I was wrong. It was really, really good.
The preview reveals that the film chronicles Polley’s paternity inquiry and suggests that, in the process, she may cast her mom in an unflattering light – posthumously <cringe>. But somehow this film addresses the issues with both brutal honesty and gentle care for all involved.
Polley is democratic and transparent in her approach. The film has no agenda and Polley makes no effort to manipulate the narrative. She interviews every involved person who’s still alive – whether they were intimately or tangentially involved – and gives no particular weight to any version. Not all of the participants agree with this approach, but Polley trusts the audience to navigate the information she provides. And she reinforces that her work is raw and candid by not editing out pre-interview test shots and re-dos of her father’s voice overs.
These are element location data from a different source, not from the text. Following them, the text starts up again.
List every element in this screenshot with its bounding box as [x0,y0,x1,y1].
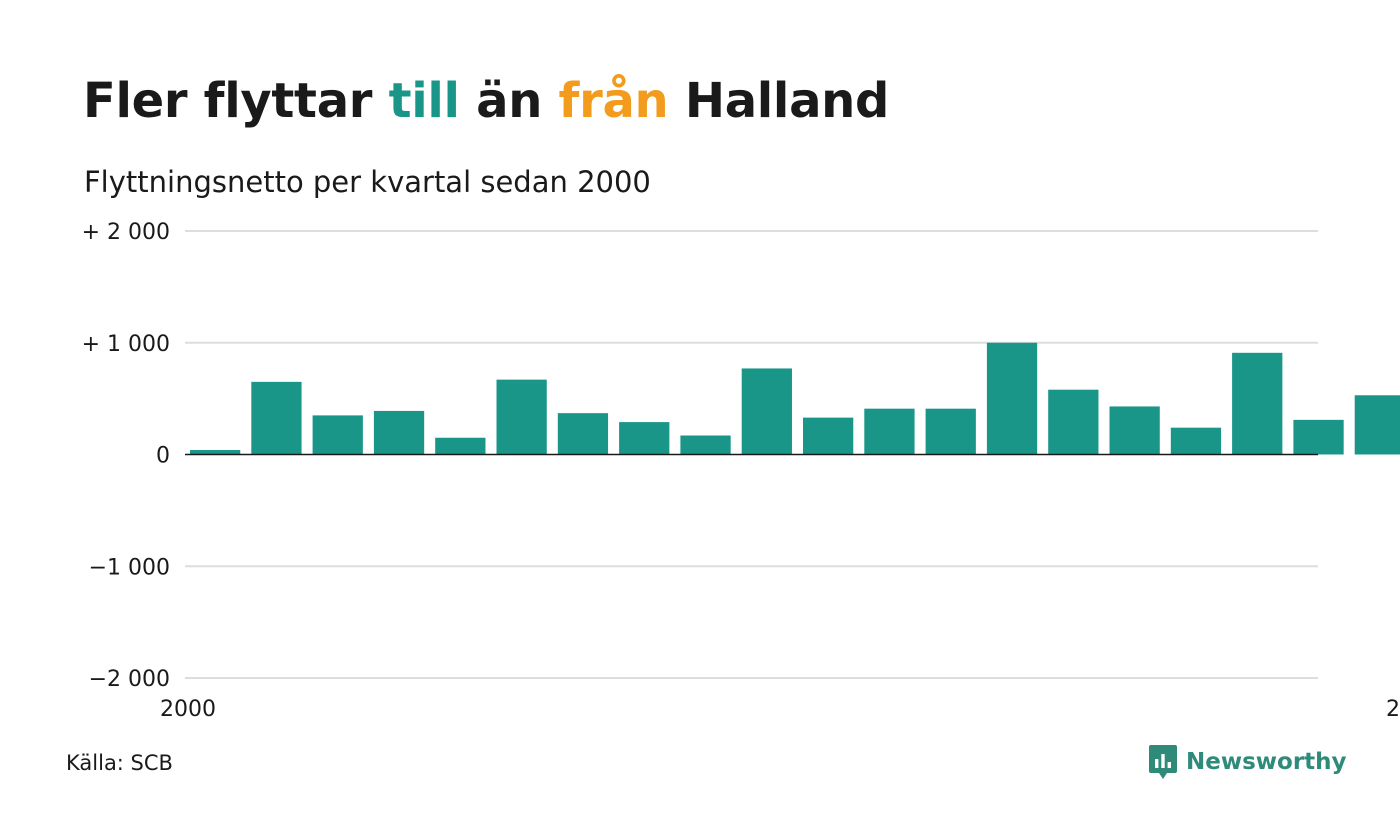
brand-logo: Newsworthy [1148,744,1347,780]
bar [1293,419,1344,455]
y-tick-label: + 2 000 [82,220,170,245]
bar [1232,352,1283,455]
bar [1109,406,1160,455]
bar [1048,389,1099,455]
bar [864,408,915,455]
bar [619,422,670,455]
bar [496,379,547,455]
y-tick-label: −2 000 [89,667,170,692]
title-part-till: till [388,73,460,129]
title-part-fran: från [558,73,669,129]
bar [373,410,425,455]
x-tick-label: 2000 [160,697,216,722]
bar-series [190,342,1400,455]
title-part-3: än [459,73,559,129]
y-tick-label: + 1 000 [82,332,170,357]
y-tick-label: 0 [156,444,170,469]
x-tick-label: 2005 [1386,697,1400,722]
bar [741,368,792,455]
bar [190,450,241,455]
bar [312,415,363,455]
bar [1170,427,1222,455]
newsworthy-logo-icon [1149,745,1177,779]
brand-name: Newsworthy [1186,749,1347,775]
title-part-5: Halland [668,73,890,129]
bar [251,381,302,455]
bar [986,342,1038,455]
title-part-1: Fler flyttar [83,73,389,129]
bar [435,437,486,455]
y-tick-label: −1 000 [89,555,170,580]
bar [680,435,731,455]
gridlines [185,230,1318,679]
bar [925,408,976,455]
bar [557,413,609,455]
chart-title: Fler flyttar till än från Halland [83,70,889,132]
bar [1354,395,1400,455]
source-note: Källa: SCB [66,751,173,775]
chart-subtitle: Flyttningsnetto per kvartal sedan 2000 [84,165,651,199]
bar [803,417,854,455]
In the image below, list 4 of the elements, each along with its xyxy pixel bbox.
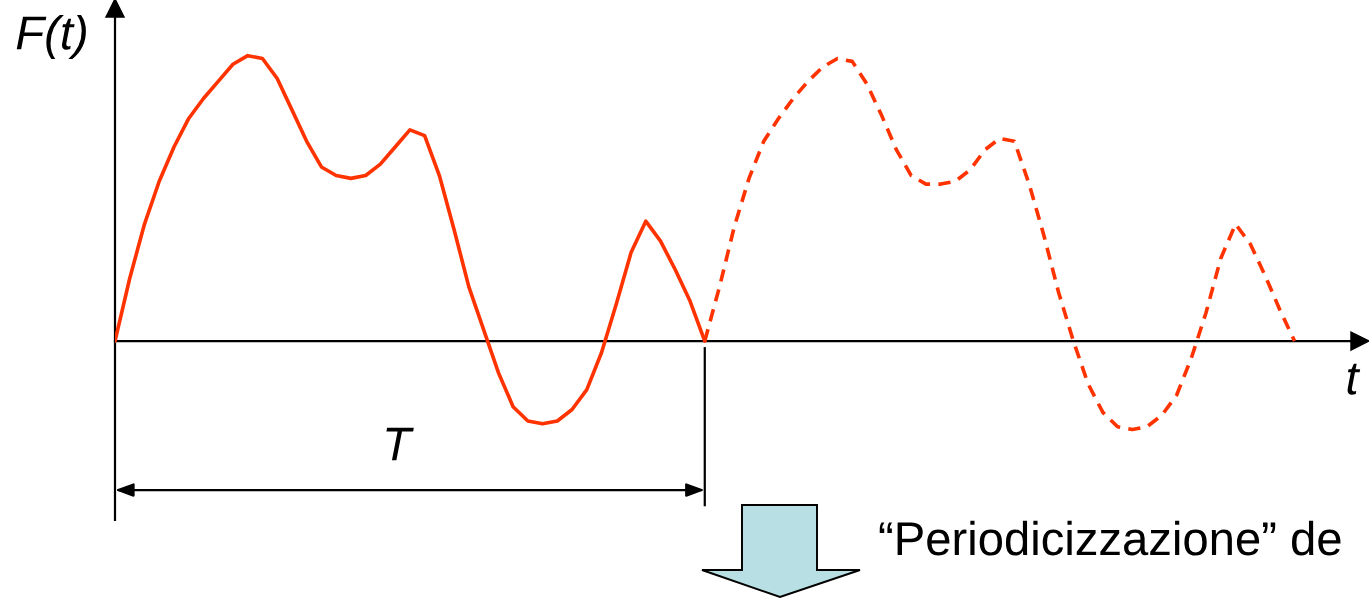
annotation: T (386, 427, 414, 461)
y-axis-title: F(t) (16, 14, 86, 59)
x-axis-title: t (1347, 363, 1361, 395)
text: “Periodicizzazione” de (879, 520, 1341, 556)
Her family members are an extraordinarily thoughtful, articulate bunch. The film opens with a voice-over in which Polley’s father quotes Margaret Atwood, “When you’re in the middle of a story, it isn’t a story at all.” And goes on to explain how chaotic and confusing a story can be while you’re living it. It’s only afterward that you’re able to view it as a story that you tell yourself, or others.
I can’t share too much about the other honest, yet caring and truthful things that are said without getting spoilery, but I will mention that the younger of her sisters unselfishly puts herself in her mother’s shoes, and that her Dad shows a remarkable empathy and generosity of spirit. I came away from this loving her family just a little.
The big hole in the documentary is that Diane Polley’s voice is missing, as she died when Sarah was a child. This leaves many unanswered questions. This is no Rashomon – the interviews line up on what happened – but we don’t know why she made critical decisions, or how she felt about those decisions or the people most closely involved. We don’t even know enough about her to guess how she’d feel about Sarah’s journey, discovery, or the aftermath.
For me, this didn’t detract from the movie. I lost my mom at the exact same age Polley did, and I sense in her the same curiosity that I have. She was too young to really know her mom, not as she would if she’d known her as an older child or as an adult. And I saw Polley trying to learn more about who her mom was by talking to those who knew her best, and trying to re-create her the best she could based on that information. To finally know her. And for me, that added poignancy.
Overall, I think Polley’s documentary is interesting and accessible because it’s not just about the story she’s telling. It’s about people, the choices they make, and the effect those decisions have on family and loved ones. It’s particularly worthwhile because of its unflinchingly raw, yet compassionate look at the human condition: the innocent, the betrayed, and those who made questionable choices. While decisions themselves may be judged as good or bad, there are no clear-cut good-guys or bad-guys in this film – just people with flaws (like most of us) doing their best to find happiness. Right or wrong.
BTW, be sure not to miss the bonus scene that plays after the credits roll.